This is a rather odd science story:
How 40Hz sensory gamma rhythm stimulation clears amyloid in Alzheimer's mice
Studies at MIT and elsewhere are producing mounting evidence that light flickering and sound clicking at the gamma brain rhythm frequency of 40 Hz can reduce Alzheimer's disease (AD) progression and treat symptoms in human volunteers as well as lab mice.
In a new study in Nature using a mouse model of the disease, researchers at The Picower Institute for Learning and Memory of MIT reveal a key mechanism that may contribute to these beneficial effects: clearance of amyloid proteins, a hallmark of AD pathology, via the brain's glymphatic system, a recently discovered "plumbing" network parallel to the brain's blood vessels.
"Ever since we published our first results in 2016, people have asked me how does it work? Why 40 Hz? Why not some other frequency?" said study senior author Li-Huei Tsai, Picower Professor of Neuroscience and director of The Picower Institute and MIT's Aging Brain Initiative.
"These are indeed very important questions we have worked very hard in the lab to address."
The new paper describes a series of experiments, led by Mitch Murdock when he was a Brain and Cognitive Sciences doctoral student at MIT, showing that when sensory gamma stimulation increases 40 Hz power and synchrony in the brains of mice, that prompts a particular type of neuron to release peptides.
The study results further suggest that those short protein signals then drive specific processes that promote increased amyloid clearance via the glymphatic system.
I just had a look around on the web to see if anyone has produced a page showing what a 40hz light looks like, but the problem is if your screen is 60hz you can't. (A fancier phone than mine with adjustable Hz rate should make it easy, though.)
Still, it's kind of hard to believe that this works, but it appears to on mice at least.
1 comment:
The 40Hz stimulated a memory(think about that😀)
"A gamma wave or gamma rhythm is a pattern of neural oscillation in humans with a frequency between 25 and 140 Hz, the 40 Hz point being of particular interest."

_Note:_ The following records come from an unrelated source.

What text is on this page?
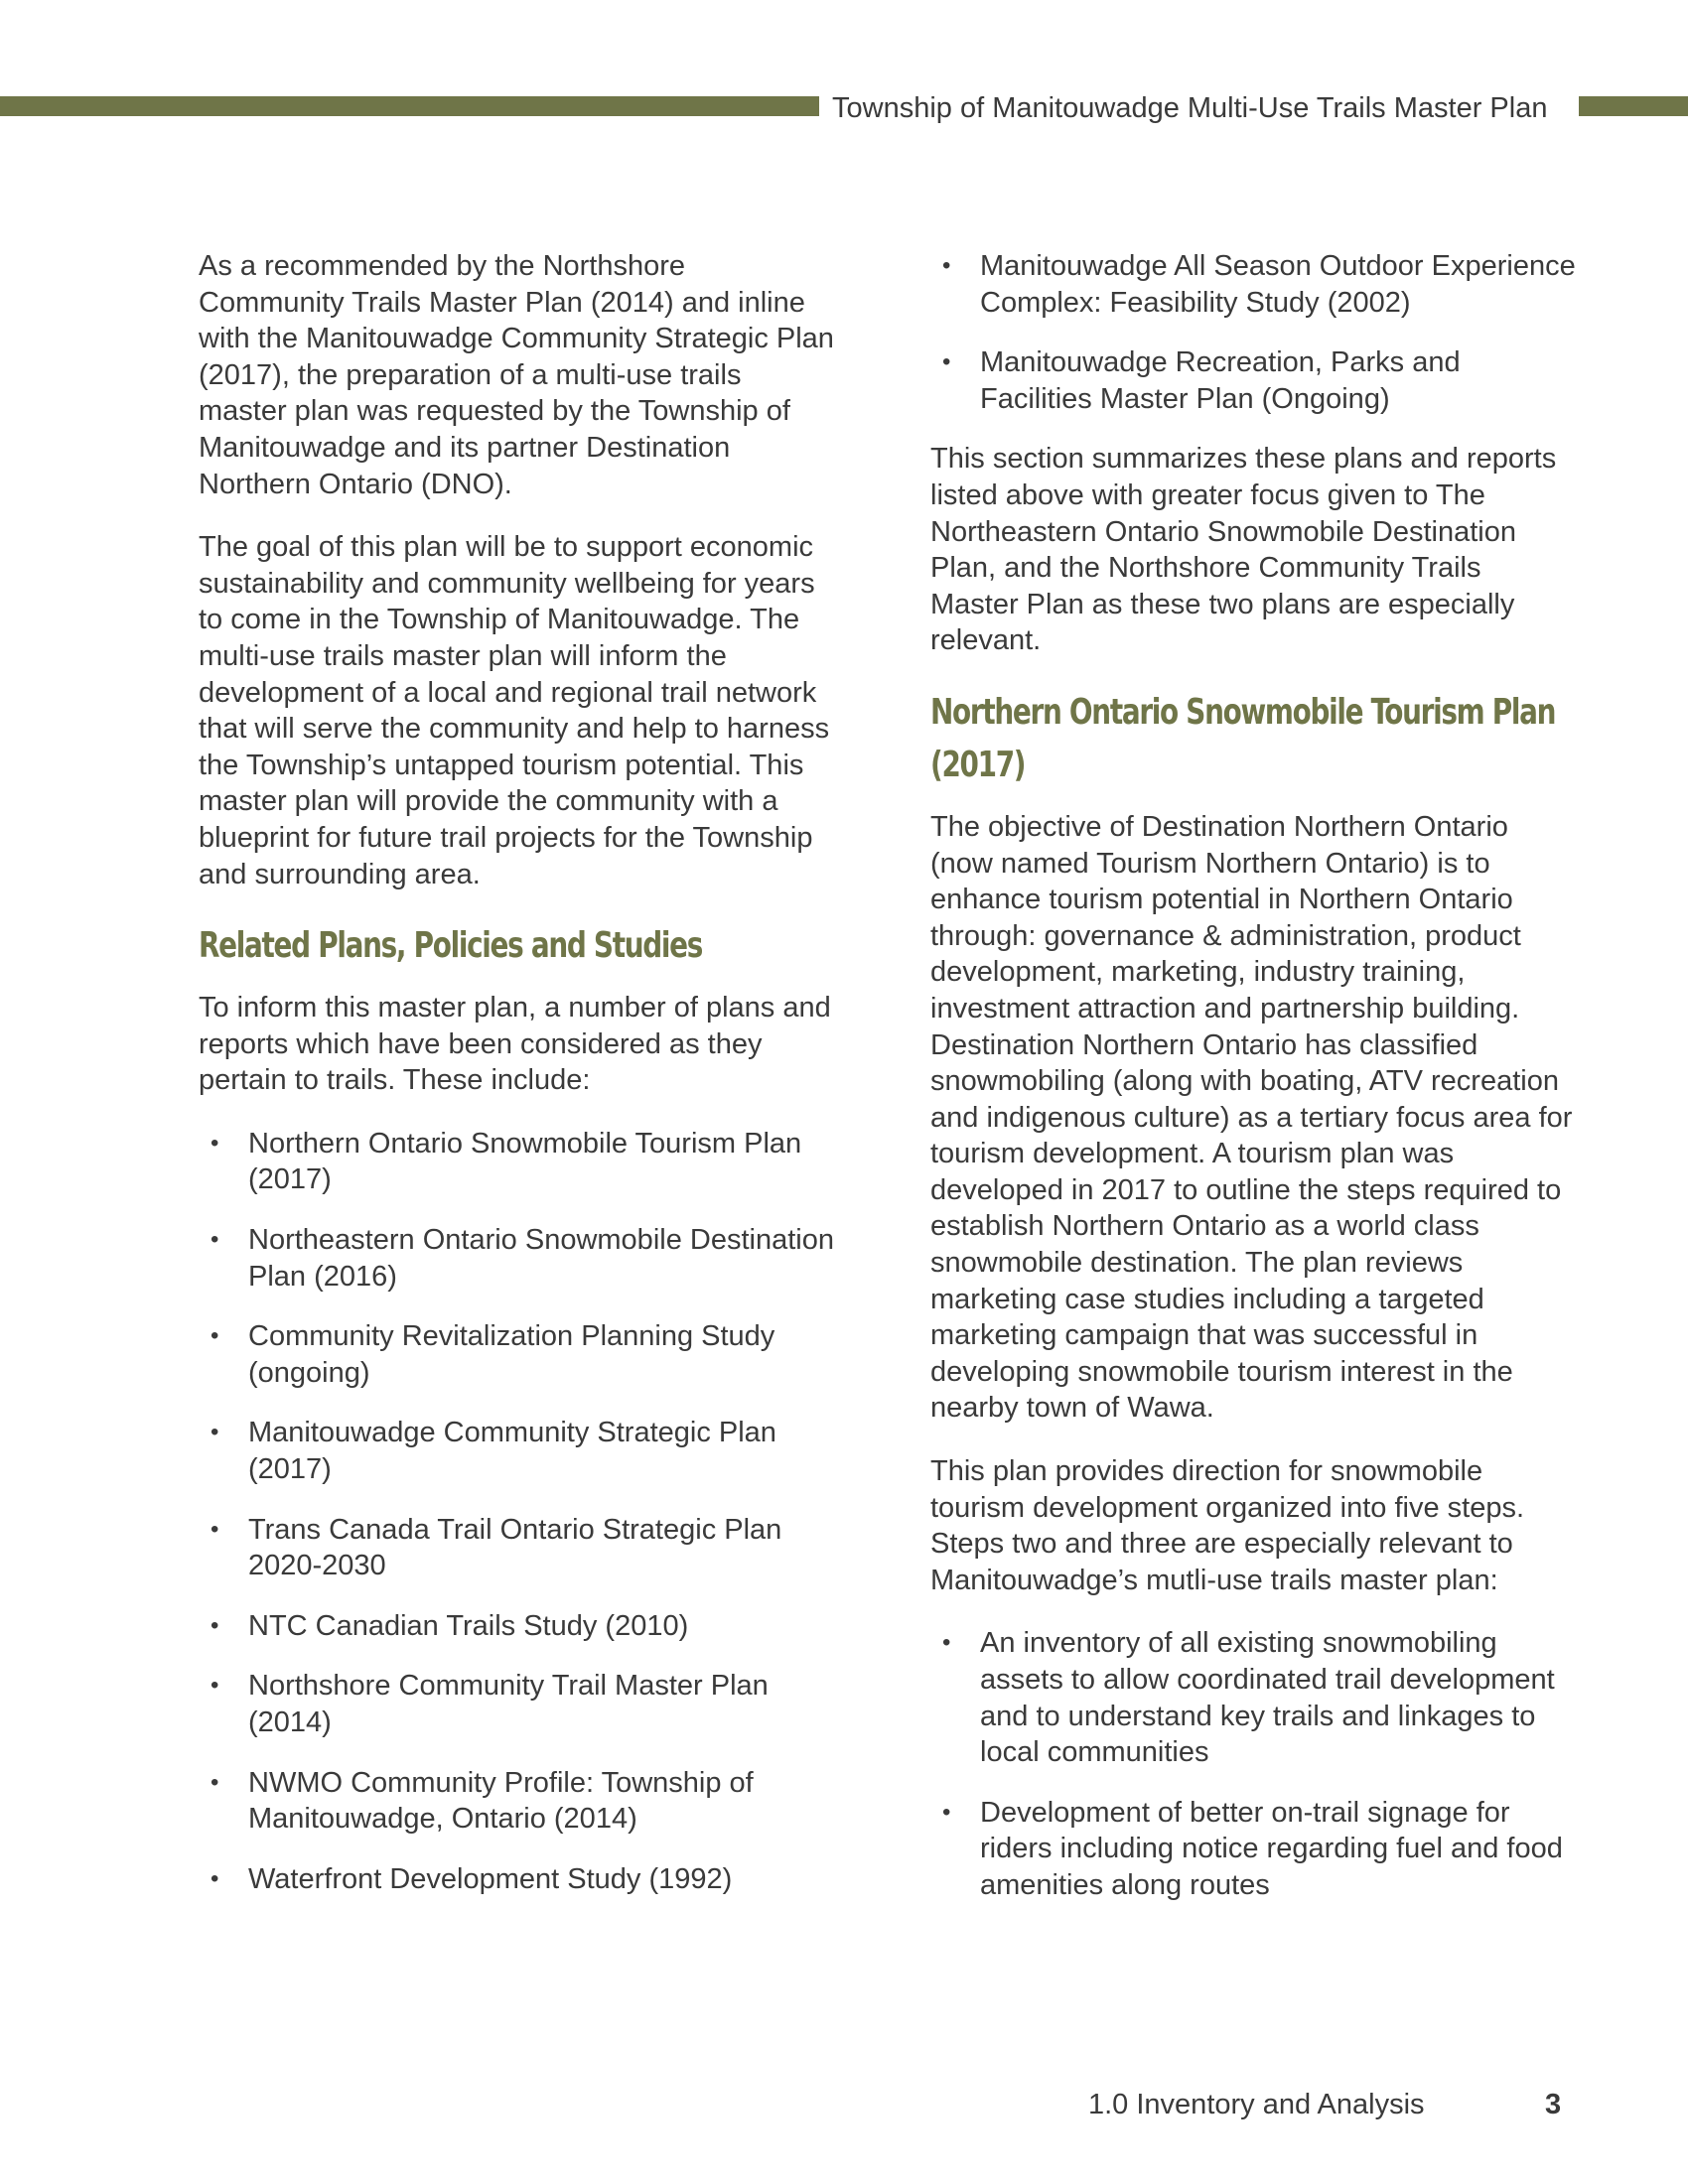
Township of Manitouwadge Multi-Use Trails Master Plan

As a recommended by the Northshore Community Trails Master Plan (2014) and inline with the Manitouwadge Community Strategic Plan (2017), the preparation of a multi-use trails master plan was requested by the Township of Manitouwadge and its partner Destination Northern Ontario (DNO).

The goal of this plan will be to support economic sustainability and community wellbeing for years to come in the Township of Manitouwadge. The multi-use trails master plan will inform the development of a local and regional trail network that will serve the community and help to harness the Township’s untapped tourism potential. This master plan will provide the community with a blueprint for future trail projects for the Township and surrounding area.

Related Plans, Policies and Studies

To inform this master plan, a number of plans and reports which have been considered as they pertain to trails. These include:

• Northern Ontario Snowmobile Tourism Plan (2017)
• Northeastern Ontario Snowmobile Destination Plan (2016)
• Community Revitalization Planning Study (ongoing)
• Manitouwadge Community Strategic Plan (2017)
• Trans Canada Trail Ontario Strategic Plan 2020-2030
• NTC Canadian Trails Study (2010)
• Northshore Community Trail Master Plan (2014)
• NWMO Community Profile: Township of Manitouwadge, Ontario (2014)
• Waterfront Development Study (1992)
• Manitouwadge All Season Outdoor Experience Complex: Feasibility Study (2002)
• Manitouwadge Recreation, Parks and Facilities Master Plan (Ongoing)

This section summarizes these plans and reports listed above with greater focus given to The Northeastern Ontario Snowmobile Destination Plan, and the Northshore Community Trails Master Plan as these two plans are especially relevant.

Northern Ontario Snowmobile Tourism Plan (2017)

The objective of Destination Northern Ontario (now named Tourism Northern Ontario) is to enhance tourism potential in Northern Ontario through: governance & administration, product development, marketing, industry training, investment attraction and partnership building. Destination Northern Ontario has classified snowmobiling (along with boating, ATV recreation and indigenous culture) as a tertiary focus area for tourism development. A tourism plan was developed in 2017 to outline the steps required to establish Northern Ontario as a world class snowmobile destination. The plan reviews marketing case studies including a targeted marketing campaign that was successful in developing snowmobile tourism interest in the nearby town of Wawa.

This plan provides direction for snowmobile tourism development organized into five steps. Steps two and three are especially relevant to Manitouwadge’s mutli-use trails master plan:

• An inventory of all existing snowmobiling assets to allow coordinated trail development and to understand key trails and linkages to local communities
• Development of better on-trail signage for riders including notice regarding fuel and food amenities along routes
1.0 Inventory and Analysis	3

Don't know about rodents but in humans gamma waves are indicative of wide scale activation. The glymphatic system is in part stimulated by blood flow, which increases with neuron activity, and I'd like to know about the implications for the spinal fluid because it's motion also relies to some extent on pulse pressure mediated through a set of connections with the vasculature. The wide scale activation and subsequent blood flow increase stimulates clearance by the glymphatic system.
I'm way too ignorant to fully understand this but I wouldn't write it off.